Much more could be said, but reading the New York presentations (linked below) one can only be impressed by the standard of empirical scientific study and debate and, in Copenhagen, the distinct lack of it. The juxtaposition of these two conferences is thus iconic of the entire climate debate – or rather the mass media's collusive and shameful closing down of it. Unfortunately, many political leaders have simply bought the media-dominating alarmist line.

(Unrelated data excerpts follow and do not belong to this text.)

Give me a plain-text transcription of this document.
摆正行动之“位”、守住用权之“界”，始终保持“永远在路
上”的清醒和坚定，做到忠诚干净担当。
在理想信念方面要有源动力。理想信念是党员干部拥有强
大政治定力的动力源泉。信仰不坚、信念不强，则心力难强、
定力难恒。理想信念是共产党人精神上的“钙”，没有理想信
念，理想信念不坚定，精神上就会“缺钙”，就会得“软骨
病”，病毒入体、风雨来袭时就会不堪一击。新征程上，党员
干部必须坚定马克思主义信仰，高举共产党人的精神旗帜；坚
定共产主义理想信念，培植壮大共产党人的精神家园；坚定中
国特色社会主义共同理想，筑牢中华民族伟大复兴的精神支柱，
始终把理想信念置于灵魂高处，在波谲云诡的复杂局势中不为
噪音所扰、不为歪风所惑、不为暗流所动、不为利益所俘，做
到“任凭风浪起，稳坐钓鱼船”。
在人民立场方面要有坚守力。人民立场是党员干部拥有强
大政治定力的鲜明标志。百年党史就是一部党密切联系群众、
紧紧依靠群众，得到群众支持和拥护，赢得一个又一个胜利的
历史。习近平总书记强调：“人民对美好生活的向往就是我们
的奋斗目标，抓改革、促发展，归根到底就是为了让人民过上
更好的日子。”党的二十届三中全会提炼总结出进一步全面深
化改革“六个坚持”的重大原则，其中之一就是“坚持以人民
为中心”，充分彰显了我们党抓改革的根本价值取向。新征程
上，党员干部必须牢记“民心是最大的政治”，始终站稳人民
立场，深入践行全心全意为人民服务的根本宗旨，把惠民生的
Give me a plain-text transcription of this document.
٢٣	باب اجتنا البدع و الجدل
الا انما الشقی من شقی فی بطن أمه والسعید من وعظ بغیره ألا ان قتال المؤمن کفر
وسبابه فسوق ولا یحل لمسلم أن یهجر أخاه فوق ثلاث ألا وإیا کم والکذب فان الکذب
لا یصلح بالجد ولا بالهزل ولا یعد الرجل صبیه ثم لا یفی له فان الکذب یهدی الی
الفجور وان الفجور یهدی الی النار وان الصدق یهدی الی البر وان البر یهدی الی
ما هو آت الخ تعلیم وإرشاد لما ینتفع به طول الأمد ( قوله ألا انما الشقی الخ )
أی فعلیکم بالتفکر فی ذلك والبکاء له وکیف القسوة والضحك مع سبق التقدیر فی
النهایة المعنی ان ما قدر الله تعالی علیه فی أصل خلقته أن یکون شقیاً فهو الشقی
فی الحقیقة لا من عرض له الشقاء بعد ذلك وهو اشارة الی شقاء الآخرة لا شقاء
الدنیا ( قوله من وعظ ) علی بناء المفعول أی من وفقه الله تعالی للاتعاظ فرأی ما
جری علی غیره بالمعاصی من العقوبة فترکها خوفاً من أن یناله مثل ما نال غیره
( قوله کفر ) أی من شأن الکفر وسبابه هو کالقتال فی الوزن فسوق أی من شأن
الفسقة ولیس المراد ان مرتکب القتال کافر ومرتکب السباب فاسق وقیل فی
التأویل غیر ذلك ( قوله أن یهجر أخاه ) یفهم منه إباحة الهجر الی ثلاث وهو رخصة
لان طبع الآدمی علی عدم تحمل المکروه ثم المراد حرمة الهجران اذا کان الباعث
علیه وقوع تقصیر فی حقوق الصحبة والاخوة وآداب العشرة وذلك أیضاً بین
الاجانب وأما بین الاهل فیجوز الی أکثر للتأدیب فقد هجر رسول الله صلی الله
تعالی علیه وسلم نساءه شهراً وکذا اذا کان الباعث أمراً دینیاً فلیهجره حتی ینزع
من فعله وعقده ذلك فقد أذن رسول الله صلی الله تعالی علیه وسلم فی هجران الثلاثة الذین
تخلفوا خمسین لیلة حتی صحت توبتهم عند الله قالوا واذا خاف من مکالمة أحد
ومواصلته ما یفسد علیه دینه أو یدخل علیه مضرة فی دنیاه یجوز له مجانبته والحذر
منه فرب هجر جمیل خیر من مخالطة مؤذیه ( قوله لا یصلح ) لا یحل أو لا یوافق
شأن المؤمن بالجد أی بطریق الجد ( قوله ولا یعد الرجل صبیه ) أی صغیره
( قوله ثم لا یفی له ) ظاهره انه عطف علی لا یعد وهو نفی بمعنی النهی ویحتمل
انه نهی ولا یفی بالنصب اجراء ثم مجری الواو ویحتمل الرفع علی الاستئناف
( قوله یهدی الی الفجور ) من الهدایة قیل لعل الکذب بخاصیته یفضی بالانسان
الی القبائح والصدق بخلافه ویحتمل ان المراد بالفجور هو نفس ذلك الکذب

Vaclav Klaus, keynote speaker at the New York conference and current president of the European Union, lamented that, “the minds of world leaders are firmly shut to anything but the fantasies of the scaremongers.” Yet it's those same leaders who are about to consider diverting vast economic and energy resources at December's “Kyoto II.” Frightening, when you consider they will do so based on an agenda propagated by a highly anti-intellectual, exclusively prophetic, anti-science “faith” movement – the real climate deniers.

You would think that church leaders, churches and Christians, having been pre-warned, would know a false, different, highly prophetic, competing movement and gospel when they saw it. All the evidence, however, suggests too many church leaders and churches have swallowed the environmental green agenda wholesale taking no notice that almost all its major claims are based, not on fact and genuine evidence at all, but on apocalyptic, fear-inducing, prophecies that presage the “end is nigh.” The fact is, we may come to Christ “green” in our spiritual understanding, but green soon becomes a deeply unbecoming colour once we mature in our great faith.